Internal controls are practices that protect or make more efficient use of the University's assets. They are the kinds of things you already do because they are generally just good business practices. Internal controls can involve anything from protecting computer files with passwords to making sure the door is locked when everyone has gone home for the night.
Typically, management is responsible for developing an appropriate system of internal controls, but every employee is responsible for following and applying those practices. They may seem unimportant by themselves, but taken as a whole, they can have a major impact on the University's operations. Internal controls are typically preventive or detective.
Preventive Controls are designed to discourage or prevent errors or irregularities from occurring. They are more cost-effective than detective controls. Credit checks, job descriptions, required authorization signatures, data entry checks, and physical control over assets to prevent their improper use are all examples of preventive controls.
Detective Controls are designed to search for and identify errors after they have occurred. They are more expensive than preventive controls, but are essential since they measure the effectiveness of preventive controls and are the only way to effectively control certain types of errors. Account reviews and reconciliations, observations of payroll distribution, periodic physical inventory counts, passwords, transaction edits and internal auditors are all examples of detective controls.
Auditors evaluate the effectiveness of an operation's internal controls by gathering information about how a unit operates, identifying points at which errors or inefficiencies are possible, and identifying system controls designed to prevent or detect such occurrences. Then, they test the application and performance of those controls to assess how well they work. You can evaluate controls in your department's operations by following the same process.

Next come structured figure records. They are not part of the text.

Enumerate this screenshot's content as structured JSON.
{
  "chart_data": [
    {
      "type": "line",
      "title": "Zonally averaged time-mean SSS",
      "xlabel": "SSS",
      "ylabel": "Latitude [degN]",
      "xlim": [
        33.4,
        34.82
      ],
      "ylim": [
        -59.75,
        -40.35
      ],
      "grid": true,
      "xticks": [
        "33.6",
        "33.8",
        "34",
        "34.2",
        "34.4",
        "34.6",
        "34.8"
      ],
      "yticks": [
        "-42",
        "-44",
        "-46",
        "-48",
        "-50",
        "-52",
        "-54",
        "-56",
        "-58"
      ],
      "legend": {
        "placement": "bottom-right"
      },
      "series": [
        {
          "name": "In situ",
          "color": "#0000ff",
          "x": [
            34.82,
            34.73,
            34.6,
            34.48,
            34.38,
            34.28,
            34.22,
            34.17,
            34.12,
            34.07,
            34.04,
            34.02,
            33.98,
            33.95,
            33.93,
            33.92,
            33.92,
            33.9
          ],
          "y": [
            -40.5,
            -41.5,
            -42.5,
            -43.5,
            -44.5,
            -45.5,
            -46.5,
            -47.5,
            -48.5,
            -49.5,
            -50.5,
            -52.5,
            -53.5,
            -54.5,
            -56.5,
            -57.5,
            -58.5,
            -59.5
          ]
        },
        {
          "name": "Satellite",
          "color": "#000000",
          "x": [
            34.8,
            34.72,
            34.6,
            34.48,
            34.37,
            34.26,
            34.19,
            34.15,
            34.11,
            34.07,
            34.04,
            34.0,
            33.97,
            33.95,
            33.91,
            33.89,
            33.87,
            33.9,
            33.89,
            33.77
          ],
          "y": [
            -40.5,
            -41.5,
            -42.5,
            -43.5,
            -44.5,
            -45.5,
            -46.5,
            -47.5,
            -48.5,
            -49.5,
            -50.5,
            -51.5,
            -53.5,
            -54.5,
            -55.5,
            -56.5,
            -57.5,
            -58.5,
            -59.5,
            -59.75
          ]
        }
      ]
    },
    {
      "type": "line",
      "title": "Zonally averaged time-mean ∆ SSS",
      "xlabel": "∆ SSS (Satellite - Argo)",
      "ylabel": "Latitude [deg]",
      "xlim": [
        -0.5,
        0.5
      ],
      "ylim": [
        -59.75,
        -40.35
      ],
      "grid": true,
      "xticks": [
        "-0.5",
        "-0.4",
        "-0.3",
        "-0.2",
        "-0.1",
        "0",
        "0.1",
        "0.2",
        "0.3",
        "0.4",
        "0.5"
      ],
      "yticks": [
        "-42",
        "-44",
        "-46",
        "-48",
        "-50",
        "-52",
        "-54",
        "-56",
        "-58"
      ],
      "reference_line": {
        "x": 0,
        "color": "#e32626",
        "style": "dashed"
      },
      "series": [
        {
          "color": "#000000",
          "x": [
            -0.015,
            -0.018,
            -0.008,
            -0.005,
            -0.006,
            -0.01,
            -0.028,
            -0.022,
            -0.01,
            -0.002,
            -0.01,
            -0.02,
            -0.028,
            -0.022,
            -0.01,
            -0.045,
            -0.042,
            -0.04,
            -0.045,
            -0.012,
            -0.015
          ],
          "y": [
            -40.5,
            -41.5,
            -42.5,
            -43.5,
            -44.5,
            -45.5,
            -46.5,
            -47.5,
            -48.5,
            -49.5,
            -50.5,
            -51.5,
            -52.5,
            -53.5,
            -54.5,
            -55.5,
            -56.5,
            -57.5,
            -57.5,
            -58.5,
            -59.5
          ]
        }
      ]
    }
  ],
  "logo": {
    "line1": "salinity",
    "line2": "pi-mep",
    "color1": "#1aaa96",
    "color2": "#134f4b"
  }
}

Internal Controls are practices that protect or make more efficient use of the University's assets. Internal controls only provide reasonable assurance, a concept which recognizes that the "cost" of internal controls should not exceed the benefits derived from them. Control activities are those specific policies and procedures that help ensure management directives are implemented. They include a wide range of activities that occur throughout the organization, by supervisory and front-line personnel. Some examples of control activities are:
Separation of Duties: Duties are divided, or segregated, among different people to reduce the risk of error or inappropriate actions. For instance, responsibilities for authorizing transactions, recording them, and handling the related asset are divided.
Physical Controls: Equipment, inventories, cash and other assets are secured physically, and periodically counted and compared with amounts shown on control records. Access is restricted to those with authority to handle them.
Reconciliations: Comparisons are made between similar records maintained by different person to verify transaction details.
Policies and Procedures: Established policies, procedures and even job descriptions provide guidance and training to ensure consistent performance at a required level of quality.